After an extensive review of the accessible literature on the effectiveness of FRCM composites in strengthening RC columns in comparison with FRP, it was observed that further research is required to fill the gaps that exist in the current knowledge. We therefore have the following recommendations:

• The behavior and performance of FRCM-strengthened RC columns need to be studied during exposure to the standard fire test as per ASTM E119 [101].

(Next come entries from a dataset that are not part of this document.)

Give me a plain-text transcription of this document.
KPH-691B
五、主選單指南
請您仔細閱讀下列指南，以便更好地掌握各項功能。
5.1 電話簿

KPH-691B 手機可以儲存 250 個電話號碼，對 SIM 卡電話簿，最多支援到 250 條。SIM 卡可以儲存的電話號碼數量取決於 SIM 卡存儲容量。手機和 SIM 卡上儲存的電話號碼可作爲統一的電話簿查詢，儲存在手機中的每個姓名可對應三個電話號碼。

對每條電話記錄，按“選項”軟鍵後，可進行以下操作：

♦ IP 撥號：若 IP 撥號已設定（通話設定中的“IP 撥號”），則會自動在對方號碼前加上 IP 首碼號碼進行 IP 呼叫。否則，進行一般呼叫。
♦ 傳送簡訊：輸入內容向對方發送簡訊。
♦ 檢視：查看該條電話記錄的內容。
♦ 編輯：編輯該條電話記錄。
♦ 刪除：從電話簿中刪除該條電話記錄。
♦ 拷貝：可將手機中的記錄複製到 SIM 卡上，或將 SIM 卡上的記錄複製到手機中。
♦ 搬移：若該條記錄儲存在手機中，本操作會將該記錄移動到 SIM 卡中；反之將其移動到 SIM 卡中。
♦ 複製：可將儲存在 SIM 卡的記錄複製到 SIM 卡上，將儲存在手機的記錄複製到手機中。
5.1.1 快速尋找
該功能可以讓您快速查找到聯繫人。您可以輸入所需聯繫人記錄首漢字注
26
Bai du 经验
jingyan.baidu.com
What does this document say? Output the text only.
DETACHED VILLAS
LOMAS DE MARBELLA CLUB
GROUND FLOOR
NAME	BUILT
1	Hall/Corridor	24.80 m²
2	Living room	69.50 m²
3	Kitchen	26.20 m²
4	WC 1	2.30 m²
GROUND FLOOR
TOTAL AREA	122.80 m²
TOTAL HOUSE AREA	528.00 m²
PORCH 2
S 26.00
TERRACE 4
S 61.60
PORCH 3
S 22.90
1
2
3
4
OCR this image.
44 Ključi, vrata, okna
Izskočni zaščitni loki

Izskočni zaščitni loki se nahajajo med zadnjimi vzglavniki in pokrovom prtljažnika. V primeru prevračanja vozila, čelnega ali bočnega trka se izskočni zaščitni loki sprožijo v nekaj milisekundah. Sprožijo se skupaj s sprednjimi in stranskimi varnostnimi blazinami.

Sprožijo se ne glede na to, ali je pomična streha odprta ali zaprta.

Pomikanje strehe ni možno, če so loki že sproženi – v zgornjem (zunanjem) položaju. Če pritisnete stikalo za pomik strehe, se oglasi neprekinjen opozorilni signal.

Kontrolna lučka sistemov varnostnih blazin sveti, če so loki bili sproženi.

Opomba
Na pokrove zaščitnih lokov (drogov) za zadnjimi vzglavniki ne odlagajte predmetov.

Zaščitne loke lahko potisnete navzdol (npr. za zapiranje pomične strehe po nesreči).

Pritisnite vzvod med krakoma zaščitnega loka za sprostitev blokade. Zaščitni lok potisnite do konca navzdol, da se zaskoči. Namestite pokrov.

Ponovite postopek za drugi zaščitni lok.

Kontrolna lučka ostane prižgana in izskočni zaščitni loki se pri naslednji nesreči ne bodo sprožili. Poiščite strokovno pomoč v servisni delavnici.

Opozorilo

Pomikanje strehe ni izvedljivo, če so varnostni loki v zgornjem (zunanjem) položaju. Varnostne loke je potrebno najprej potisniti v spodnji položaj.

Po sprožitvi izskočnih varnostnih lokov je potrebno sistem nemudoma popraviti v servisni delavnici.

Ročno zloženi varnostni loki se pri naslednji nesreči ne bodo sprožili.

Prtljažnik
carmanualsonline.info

• We must conduct more experimental work on FRCM-strengthened square and rectangular columns, and, hence, devise analytical confinement models.
• The efficiency of FRCM compared with externally bonded FRP composites for strengthening wall-like RC columns under axial compression needs to be experimentally studied.
• Future research should focus on developing standardized thermal exposure protocols, including defined temperature ramp rates, hold durations, and the distinction between oven setpoints and in situ temperatures at the jacket or core.
• Further studies are also needed to examine the confinement behavior of rectangular sections with varying corner radii and anchorage configurations to optimize the stress transfer and prevent premature debonding.
• The long-term durability of FRCM systems should be evaluated under cyclic wet–dry and freeze–thaw conditions for different mortar compositions to better understand the degradation mechanisms and ensure a reliable performance in aggressive environments.
• Further experimental studies are recommended to enable a reliable comparison of the confinement effectiveness of FRP- and FRCM-confined concrete tested at elevated temperatures and after cooling.